Disease travelling through the wind is something all San and Khoekhoe know much about. If there is one idea that captures ideas of medicine, poison, sickness and power in KhoeSan thought it is wind and its equivalences, breath, smell and shadow. It is well known among KhoeSan, for instance, that the wind of strangers can make a person sick and it is the strong smelling sweat of a healer that carries healing potency.
When we see this indigenous knowledge of wind as a vector of sickness it is very tempting to ‘recognise’ this as an indigenous idea of contagion, or pre-scientific knowledge of contagion. It is a temptation, however, that we must resist. We must listen more carefully. We must be aware that we are not really ‘recognising’ anything but are translating and re-structuring, if not breaking apart, the indigenous ideas and meanings. To leap to familiar notions of primitive science is not only insulting but, far more poignantly, risks losing something of critical value to all of us – a profound understanding of connection in the world. And this is what the coronavirus is telling us.
Coronavirus raises issues that run to the heart of what we pursue at !Khwa ttu. !Khwa ttu seeks to explore better futures by bringing together the best of the scientific and globalised world with the San’s profound knowledge of how to live well with each other and the environment that supports us. It is a knowledge rooted in a hunter-gatherer past that stretches back into the origins of human kind (see our Genetics videos in ‘Featured exhibitions’).
The San way of living has been successful for hundreds of thousands of years. It would be an extraordinary conceit to act as if ‘we’, non San, have nothing to learn from the San and the ways and knowledge of other indigenous peoples.
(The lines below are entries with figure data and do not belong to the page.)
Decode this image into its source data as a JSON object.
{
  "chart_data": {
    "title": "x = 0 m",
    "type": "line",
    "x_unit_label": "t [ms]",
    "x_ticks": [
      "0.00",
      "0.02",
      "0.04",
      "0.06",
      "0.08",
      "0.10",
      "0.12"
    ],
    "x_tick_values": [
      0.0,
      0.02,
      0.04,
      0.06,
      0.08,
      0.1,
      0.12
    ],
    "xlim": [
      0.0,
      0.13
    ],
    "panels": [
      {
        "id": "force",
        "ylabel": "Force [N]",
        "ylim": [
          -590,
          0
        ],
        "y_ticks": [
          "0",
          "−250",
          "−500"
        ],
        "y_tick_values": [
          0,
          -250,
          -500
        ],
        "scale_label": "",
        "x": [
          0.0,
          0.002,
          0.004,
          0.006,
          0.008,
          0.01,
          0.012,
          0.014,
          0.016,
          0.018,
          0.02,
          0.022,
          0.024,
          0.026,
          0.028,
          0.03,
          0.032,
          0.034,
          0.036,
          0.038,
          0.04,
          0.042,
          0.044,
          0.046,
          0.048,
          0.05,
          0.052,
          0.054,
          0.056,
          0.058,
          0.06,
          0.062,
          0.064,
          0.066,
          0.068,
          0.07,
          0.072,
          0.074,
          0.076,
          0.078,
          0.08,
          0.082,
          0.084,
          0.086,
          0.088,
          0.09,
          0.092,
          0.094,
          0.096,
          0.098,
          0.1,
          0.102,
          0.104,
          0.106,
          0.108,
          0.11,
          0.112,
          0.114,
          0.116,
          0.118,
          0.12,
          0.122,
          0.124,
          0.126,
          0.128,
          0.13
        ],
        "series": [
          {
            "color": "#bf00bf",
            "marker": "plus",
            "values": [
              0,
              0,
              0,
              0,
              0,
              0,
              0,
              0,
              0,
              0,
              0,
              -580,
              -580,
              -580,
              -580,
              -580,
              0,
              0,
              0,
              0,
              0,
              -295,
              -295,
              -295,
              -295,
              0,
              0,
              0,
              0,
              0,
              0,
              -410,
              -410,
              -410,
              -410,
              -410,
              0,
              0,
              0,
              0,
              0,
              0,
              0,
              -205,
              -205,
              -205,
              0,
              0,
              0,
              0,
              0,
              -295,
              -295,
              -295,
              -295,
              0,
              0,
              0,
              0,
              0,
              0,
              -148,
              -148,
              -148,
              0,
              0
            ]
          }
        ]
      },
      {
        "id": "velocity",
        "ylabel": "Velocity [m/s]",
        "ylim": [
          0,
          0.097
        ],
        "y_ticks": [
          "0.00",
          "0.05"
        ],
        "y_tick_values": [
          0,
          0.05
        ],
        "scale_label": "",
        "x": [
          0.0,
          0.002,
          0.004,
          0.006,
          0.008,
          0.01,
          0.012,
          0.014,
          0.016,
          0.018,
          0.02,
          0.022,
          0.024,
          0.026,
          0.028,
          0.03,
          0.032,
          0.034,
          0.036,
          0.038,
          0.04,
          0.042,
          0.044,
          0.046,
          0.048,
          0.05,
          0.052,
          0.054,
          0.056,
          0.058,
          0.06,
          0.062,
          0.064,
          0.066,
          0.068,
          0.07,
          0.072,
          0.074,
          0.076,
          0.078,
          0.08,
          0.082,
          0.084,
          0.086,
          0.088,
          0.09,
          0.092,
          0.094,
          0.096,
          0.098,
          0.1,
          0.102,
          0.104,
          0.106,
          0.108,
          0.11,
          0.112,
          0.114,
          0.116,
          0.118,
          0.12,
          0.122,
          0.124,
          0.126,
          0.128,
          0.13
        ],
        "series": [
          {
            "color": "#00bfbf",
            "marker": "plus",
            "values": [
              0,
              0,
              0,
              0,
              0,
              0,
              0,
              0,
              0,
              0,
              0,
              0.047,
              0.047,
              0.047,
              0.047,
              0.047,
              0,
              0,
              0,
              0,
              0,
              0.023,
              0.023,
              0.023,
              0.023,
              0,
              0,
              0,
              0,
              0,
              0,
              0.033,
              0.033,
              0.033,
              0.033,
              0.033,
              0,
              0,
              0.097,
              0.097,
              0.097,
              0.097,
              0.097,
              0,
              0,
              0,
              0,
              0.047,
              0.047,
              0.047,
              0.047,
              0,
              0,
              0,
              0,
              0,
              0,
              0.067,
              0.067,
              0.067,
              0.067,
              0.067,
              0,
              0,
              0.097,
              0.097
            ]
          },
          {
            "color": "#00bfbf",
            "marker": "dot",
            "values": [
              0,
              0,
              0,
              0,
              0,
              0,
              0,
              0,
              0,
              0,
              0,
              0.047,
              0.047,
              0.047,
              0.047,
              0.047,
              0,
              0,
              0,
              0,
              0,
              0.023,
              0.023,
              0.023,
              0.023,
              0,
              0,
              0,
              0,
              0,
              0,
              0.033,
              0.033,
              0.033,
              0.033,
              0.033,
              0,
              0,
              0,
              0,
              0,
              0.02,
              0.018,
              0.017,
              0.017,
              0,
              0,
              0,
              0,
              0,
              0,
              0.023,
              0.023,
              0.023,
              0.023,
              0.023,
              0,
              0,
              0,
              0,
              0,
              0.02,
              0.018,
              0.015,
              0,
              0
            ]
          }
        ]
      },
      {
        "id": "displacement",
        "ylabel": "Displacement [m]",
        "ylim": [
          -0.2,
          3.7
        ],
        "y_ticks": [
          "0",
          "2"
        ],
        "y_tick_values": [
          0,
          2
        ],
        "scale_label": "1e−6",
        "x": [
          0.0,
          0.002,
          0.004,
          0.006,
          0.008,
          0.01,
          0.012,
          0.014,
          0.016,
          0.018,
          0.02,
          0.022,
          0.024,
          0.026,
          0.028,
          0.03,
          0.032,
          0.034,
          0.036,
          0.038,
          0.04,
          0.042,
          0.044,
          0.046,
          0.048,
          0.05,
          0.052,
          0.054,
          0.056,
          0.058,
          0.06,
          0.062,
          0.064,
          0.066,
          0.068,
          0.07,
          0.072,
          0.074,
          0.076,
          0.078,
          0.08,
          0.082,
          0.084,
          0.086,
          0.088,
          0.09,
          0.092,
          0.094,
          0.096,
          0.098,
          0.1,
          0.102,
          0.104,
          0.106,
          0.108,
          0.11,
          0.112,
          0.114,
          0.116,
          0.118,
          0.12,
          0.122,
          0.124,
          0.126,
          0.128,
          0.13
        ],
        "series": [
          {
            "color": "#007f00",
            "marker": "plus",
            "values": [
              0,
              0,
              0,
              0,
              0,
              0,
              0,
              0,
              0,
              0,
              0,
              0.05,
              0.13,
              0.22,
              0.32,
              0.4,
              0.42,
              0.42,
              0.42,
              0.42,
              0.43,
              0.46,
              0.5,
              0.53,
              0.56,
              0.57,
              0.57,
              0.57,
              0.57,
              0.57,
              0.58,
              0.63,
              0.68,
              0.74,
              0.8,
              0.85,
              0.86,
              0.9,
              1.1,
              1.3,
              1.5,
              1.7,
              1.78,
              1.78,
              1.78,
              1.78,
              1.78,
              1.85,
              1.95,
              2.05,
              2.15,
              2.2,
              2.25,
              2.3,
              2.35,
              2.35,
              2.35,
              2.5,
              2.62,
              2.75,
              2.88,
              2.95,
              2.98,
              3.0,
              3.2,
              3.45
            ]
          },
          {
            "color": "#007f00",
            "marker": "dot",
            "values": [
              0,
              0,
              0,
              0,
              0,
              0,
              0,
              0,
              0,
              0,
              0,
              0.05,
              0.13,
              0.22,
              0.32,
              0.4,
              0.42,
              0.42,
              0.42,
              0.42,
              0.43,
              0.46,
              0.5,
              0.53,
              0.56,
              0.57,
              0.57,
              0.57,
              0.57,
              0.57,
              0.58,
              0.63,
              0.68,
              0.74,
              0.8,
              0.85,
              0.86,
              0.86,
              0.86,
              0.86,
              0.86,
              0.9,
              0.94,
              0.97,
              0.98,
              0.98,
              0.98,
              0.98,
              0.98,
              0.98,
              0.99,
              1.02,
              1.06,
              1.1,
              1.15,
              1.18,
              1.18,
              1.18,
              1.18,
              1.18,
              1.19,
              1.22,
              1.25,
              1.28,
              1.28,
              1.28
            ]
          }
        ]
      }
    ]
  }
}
Now is a time like no other. The bulk of humanity have forgotten the implications, powers and real effects of connection. We have forgotten to respect and work carefully with relationships. We have turned our back on the reality that healthy communities go hand in hand with healthy environments. It is time to think about space, relationship and types of connection. It is time to think about always wanting and doing more – more travel, more stuff, more extreme gratification.
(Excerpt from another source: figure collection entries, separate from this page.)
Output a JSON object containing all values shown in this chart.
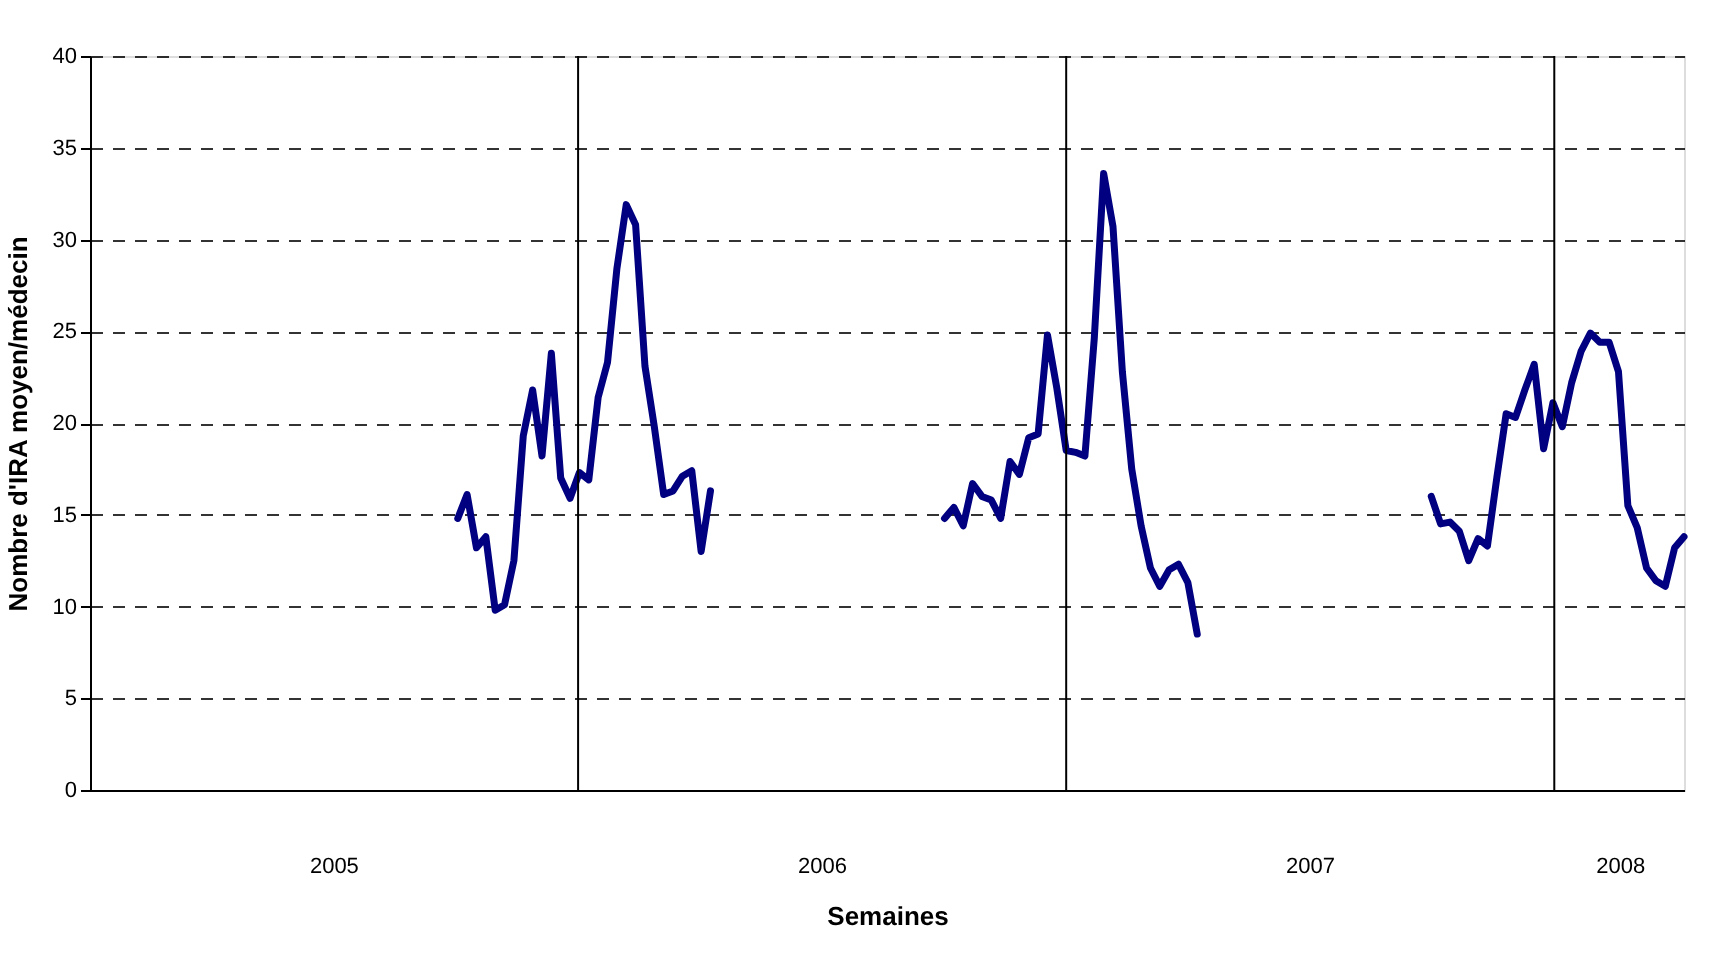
{
  "chart_data": {
    "type": "line",
    "xlabel": "Semaines",
    "ylabel": "Nombre d'IRA moyen/médecin",
    "series": [
      {
        "color": "#000080",
        "x": [
          "2005-10-03",
          "2005-10-10",
          "2005-10-17",
          "2005-10-24",
          "2005-10-31",
          "2005-11-07",
          "2005-11-14",
          "2005-11-21",
          "2005-11-28",
          "2005-12-05",
          "2005-12-12",
          "2005-12-19",
          "2005-12-26",
          "2006-01-02",
          "2006-01-09",
          "2006-01-16",
          "2006-01-23",
          "2006-01-30",
          "2006-02-06",
          "2006-02-13",
          "2006-02-20",
          "2006-02-27",
          "2006-03-06",
          "2006-03-13",
          "2006-03-20",
          "2006-03-27",
          "2006-04-03",
          "2006-04-10",
          "2006-04-17",
          "2006-10-02",
          "2006-10-09",
          "2006-10-16",
          "2006-10-23",
          "2006-10-30",
          "2006-11-06",
          "2006-11-13",
          "2006-11-20",
          "2006-11-27",
          "2006-12-04",
          "2006-12-11",
          "2006-12-18",
          "2006-12-25",
          "2007-01-01",
          "2007-01-08",
          "2007-01-15",
          "2007-01-22",
          "2007-01-29",
          "2007-02-05",
          "2007-02-12",
          "2007-02-19",
          "2007-02-26",
          "2007-03-05",
          "2007-03-12",
          "2007-03-19",
          "2007-03-26",
          "2007-04-02",
          "2007-04-09",
          "2007-04-16",
          "2007-10-01",
          "2007-10-08",
          "2007-10-15",
          "2007-10-22",
          "2007-10-29",
          "2007-11-05",
          "2007-11-12",
          "2007-11-19",
          "2007-11-26",
          "2007-12-03",
          "2007-12-10",
          "2007-12-17",
          "2007-12-24",
          "2007-12-31",
          "2008-01-07",
          "2008-01-14",
          "2008-01-21",
          "2008-01-28",
          "2008-02-04",
          "2008-02-11",
          "2008-02-18",
          "2008-02-25",
          "2008-03-03",
          "2008-03-10",
          "2008-03-17",
          "2008-03-24",
          "2008-03-31",
          "2008-04-07"
        ],
        "values": [
          14.8,
          16.1,
          13.2,
          13.8,
          9.8,
          10.1,
          12.5,
          19.3,
          21.8,
          18.2,
          23.8,
          17.0,
          15.9,
          17.3,
          16.9,
          21.4,
          23.3,
          28.4,
          31.9,
          30.8,
          23.1,
          19.8,
          16.1,
          16.3,
          17.1,
          17.4,
          13.0,
          16.3,
          null,
          14.8,
          15.4,
          14.4,
          16.7,
          16.0,
          15.8,
          14.8,
          17.9,
          17.2,
          19.2,
          19.4,
          24.8,
          21.9,
          18.5,
          18.4,
          18.2,
          24.6,
          33.6,
          30.7,
          22.8,
          17.5,
          14.4,
          12.1,
          11.1,
          12.0,
          12.3,
          11.3,
          8.5,
          null,
          16.0,
          14.5,
          14.6,
          14.1,
          12.5,
          13.7,
          13.3,
          17.0,
          20.5,
          20.3,
          21.8,
          23.2,
          18.6,
          21.1,
          19.8,
          22.2,
          23.9,
          24.9,
          24.4,
          24.4,
          22.8,
          15.5,
          14.3,
          12.1,
          11.4,
          11.1,
          13.2,
          13.8
        ]
      }
    ],
    "xlim": [
      "2005-01-01",
      "2008-04-07"
    ],
    "xticks": [
      {
        "value": "2005-07-02",
        "label": "2005"
      },
      {
        "value": "2006-07-02",
        "label": "2006"
      },
      {
        "value": "2007-07-02",
        "label": "2007"
      },
      {
        "value": "2008-02-19",
        "label": "2008"
      }
    ],
    "ylim": [
      0,
      40
    ],
    "yticks": [
      0,
      5,
      10,
      15,
      20,
      25,
      30,
      35,
      40
    ],
    "grid": "y",
    "line_style": "solid",
    "marker": "none",
    "ref_lines": [
      {
        "axis": "x",
        "value": "2006-01-01",
        "color": "#000000",
        "line_style": "solid"
      },
      {
        "axis": "x",
        "value": "2007-01-01",
        "color": "#000000",
        "line_style": "solid"
      },
      {
        "axis": "x",
        "value": "2008-01-01",
        "color": "#000000",
        "line_style": "solid"
      }
    ]
  }
}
No one knows where this pandemic will take us. But we have choices. I just pray that people really listen and recognise that we cannot return to business as usual. We should not, however, be afraid of this change, because it is a change that can bring us home.
This is our world – a world that we share because we are part of it. We belong, yet we have launched our globalising selves on a path of alienation. It is time to remember that care, respect, humility and modesty go together with care for the earth but also with great achievements, creativity, strong communities and good living. It is time to let go, time to gather and time to set sail with new charts, a clear head and an open heart.
In our own small way we at !Khwa ttu wish to support this process of recalibration by offering the spirit of the San into the wind. San recognise that wind connects life and it is up to us, as people, to learn how to work with the dangers and benefits of those connections.
Kukummi, the title of this blog, is a |xam San word meaning stories and news. This now extinct group of San recognised that stories moved in the wind of connected voices. The stories had power when they settled inside a person and spoke to them. In these times we have new winds. Some are good and some are bad. !Khwa ttu Kukummi will be embracing this new internet wind of connection to send good winds to help us all on our paths.